The kids are alright—Students of all ages gather at the Legislature to protest against climate change
By Jake Pesaruk
High school students have made much progress since the era of skipping class to smoke a quick bowl or do scandalous things with a sweetheart in a Honda Tercel between lunch and third period. Instead, today’s youth are skipping class to march on Alberta’s Legislature in solidarity with a worldwide climate protest.
Yet, this isn’t just some fortuitous gathering of adolescents, in fact, with the rapidness that these students organized themselves—they should be the ones considering government work.
The event was created with the influence of several local environmental organizations, including the Edmonton branch of Extinction Rebellion and Climate Justice Edmonton.
However, it’s the students themselves that did the majority of the legwork in organizing the event, unifying several schools across the city with one common goal —to demand federal and provincial mandates that adhere to a ‘Green New Deal,’ as well as hold government bodies accountable for mismanagement of Indigenous rights, emissions, and environmental impact.
“I’m astonished at how intelligent and thoughtful these students are; they show immense maturity when it comes to the threat of climate change,” says Michael James, a representative for Extinction Rebellion.
James was in correspondence with student representatives over the three-week period building up to the event. Rather than play protest chaperone, he instead let the student body manifest their own outlines for what areas they wanted covered in the protest. Resulting in droves of students showing up signs in hand, and chanting in unison. Even with all the vigor of the event, there of course was the concern of just how many people would listen to a legion of teens.

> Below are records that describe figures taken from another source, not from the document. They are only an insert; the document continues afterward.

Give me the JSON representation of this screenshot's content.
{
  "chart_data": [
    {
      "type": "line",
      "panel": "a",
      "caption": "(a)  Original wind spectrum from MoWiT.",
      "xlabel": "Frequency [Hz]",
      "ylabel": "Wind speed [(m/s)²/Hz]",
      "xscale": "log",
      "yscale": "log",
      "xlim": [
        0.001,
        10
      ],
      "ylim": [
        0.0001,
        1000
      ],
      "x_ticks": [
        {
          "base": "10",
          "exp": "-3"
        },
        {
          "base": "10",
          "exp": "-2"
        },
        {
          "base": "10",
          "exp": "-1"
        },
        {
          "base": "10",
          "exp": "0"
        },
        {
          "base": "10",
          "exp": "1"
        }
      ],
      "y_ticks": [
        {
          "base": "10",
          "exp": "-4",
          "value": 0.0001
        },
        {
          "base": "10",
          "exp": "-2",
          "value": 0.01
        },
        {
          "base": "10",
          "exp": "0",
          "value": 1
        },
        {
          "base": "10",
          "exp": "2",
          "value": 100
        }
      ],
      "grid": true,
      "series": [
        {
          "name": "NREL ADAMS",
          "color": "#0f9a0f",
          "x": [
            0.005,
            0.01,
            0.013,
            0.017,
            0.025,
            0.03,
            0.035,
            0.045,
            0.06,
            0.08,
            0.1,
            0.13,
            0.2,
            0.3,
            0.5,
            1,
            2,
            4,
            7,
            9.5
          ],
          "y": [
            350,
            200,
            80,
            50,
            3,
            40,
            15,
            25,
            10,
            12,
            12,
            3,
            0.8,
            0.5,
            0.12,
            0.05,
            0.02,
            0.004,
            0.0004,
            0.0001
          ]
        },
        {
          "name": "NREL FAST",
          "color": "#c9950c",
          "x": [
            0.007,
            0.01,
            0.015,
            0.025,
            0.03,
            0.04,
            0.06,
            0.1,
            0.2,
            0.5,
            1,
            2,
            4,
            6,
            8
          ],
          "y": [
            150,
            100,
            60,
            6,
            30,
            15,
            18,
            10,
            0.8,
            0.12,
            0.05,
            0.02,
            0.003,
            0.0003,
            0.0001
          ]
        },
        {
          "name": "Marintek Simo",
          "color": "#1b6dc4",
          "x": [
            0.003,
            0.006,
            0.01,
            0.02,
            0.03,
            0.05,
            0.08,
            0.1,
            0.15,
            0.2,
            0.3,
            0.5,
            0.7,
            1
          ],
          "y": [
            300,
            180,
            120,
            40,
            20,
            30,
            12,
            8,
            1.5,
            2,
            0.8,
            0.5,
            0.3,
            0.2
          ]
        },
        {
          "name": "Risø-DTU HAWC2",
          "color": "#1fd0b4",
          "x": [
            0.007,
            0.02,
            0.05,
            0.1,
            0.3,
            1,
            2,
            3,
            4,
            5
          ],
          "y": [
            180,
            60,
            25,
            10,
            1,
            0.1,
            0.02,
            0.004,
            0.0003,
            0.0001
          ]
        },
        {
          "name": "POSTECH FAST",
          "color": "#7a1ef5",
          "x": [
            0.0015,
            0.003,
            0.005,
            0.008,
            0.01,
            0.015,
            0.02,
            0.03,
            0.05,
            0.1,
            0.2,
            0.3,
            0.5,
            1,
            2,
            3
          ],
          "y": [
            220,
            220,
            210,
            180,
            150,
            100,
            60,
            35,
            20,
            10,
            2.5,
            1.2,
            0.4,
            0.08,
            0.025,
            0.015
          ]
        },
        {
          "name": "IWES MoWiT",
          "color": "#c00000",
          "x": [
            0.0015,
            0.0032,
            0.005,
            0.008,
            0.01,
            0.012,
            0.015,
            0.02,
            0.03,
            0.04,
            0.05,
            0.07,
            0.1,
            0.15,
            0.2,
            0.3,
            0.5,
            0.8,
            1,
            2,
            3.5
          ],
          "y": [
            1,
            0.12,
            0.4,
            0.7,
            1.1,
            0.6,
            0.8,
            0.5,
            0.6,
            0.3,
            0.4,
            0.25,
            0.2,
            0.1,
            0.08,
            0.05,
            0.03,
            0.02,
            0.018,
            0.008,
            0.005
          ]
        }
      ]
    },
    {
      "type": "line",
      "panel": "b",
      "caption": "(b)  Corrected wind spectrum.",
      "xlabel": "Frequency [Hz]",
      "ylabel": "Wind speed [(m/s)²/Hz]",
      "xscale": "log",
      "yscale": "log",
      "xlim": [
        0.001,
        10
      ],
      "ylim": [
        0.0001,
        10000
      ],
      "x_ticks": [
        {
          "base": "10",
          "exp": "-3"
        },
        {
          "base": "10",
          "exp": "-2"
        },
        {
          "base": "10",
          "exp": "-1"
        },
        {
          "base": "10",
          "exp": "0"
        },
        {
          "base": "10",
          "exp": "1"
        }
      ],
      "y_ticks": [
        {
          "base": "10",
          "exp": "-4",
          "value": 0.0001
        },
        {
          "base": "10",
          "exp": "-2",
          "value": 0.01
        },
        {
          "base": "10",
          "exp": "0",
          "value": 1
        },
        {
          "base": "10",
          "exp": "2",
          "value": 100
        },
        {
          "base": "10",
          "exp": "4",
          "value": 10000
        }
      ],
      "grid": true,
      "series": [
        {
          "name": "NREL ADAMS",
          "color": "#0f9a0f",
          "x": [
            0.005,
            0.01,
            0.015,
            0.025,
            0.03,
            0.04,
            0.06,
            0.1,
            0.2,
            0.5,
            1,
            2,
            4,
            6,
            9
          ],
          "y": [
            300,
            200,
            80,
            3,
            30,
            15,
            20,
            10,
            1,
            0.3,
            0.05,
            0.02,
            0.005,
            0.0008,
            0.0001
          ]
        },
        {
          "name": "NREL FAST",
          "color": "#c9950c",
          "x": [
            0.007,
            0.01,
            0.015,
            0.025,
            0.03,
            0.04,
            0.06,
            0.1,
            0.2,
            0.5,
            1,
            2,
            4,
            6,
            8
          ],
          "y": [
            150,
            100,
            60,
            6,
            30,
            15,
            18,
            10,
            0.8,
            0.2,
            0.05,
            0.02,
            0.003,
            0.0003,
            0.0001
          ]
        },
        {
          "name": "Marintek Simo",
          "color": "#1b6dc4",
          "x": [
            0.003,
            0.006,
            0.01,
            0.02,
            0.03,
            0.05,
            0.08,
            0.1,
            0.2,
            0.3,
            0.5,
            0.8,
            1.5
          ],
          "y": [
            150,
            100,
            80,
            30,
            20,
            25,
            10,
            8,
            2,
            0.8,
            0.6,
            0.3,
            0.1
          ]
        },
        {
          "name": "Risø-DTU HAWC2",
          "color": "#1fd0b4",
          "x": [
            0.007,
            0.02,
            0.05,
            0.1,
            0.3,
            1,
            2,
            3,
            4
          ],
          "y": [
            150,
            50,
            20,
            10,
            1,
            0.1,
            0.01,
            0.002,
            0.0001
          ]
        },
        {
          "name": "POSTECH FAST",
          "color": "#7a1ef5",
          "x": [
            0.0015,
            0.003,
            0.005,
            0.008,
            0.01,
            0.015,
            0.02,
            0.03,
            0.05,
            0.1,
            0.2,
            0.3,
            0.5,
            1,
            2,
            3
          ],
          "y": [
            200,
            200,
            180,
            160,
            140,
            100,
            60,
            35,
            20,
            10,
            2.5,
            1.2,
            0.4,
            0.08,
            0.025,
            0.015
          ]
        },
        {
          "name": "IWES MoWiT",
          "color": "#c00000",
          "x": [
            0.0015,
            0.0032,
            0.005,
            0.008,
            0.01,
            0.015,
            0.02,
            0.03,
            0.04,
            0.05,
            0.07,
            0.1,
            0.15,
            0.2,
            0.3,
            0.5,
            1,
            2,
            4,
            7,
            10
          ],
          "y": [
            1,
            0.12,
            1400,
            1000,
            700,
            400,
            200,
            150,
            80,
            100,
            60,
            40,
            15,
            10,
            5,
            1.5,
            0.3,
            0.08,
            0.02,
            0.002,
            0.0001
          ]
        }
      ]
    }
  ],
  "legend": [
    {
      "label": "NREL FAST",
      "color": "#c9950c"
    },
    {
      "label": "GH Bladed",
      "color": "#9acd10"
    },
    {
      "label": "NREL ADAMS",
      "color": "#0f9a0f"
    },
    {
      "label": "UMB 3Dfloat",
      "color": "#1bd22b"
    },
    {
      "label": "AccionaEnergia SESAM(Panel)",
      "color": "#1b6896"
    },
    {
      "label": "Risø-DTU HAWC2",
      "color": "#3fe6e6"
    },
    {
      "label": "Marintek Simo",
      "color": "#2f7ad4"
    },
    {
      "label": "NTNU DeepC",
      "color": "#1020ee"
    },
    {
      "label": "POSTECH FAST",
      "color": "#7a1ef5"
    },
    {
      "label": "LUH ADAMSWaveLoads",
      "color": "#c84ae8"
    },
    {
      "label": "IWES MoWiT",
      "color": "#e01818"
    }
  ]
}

“A lot of people don’t like to listen to children because we’re, well, children. But at the end of the day it’s our future. We’re not just a bunch of rowdy teenagers; we have a point,” says Sarah Dornbush, a student who spoke at the event.
The event was bolstered with student speakers and representatives of numerous organizations taking to the stand—all backlit by the midday sun, and the thaw of spring. But even with spirits high, those who turned up knew that there was a hefty dose of misbehavior in the event’s foundation, as this was a student protest and students traditionally, should be in class.
“Numerous incentives were put in place on my end to ensure that there wouldn’t be any negative reproductions, making sure we wouldn’t go against student code of conduct,” says an organizer of the group who chose to go by Daryn.
“It is imperative that the public know that this isn’t a strike against schools or any educational institution, but it is a climate strike. It’s crucial for school faculty to understand that what this is a protest against is government inaction,” Daryn says.
This event surely represents a sign of things to come, as the student coalition already has plans for a secondary march in May. Yet, any type of student-lead protest comes with the inevitable concerns, such as leadership, longevity and sustainability.
But as a zealous Michael James said, as a chorus of chanting students erupted behind him: “Why would they need to go to school on a Friday like this, if they have no future?”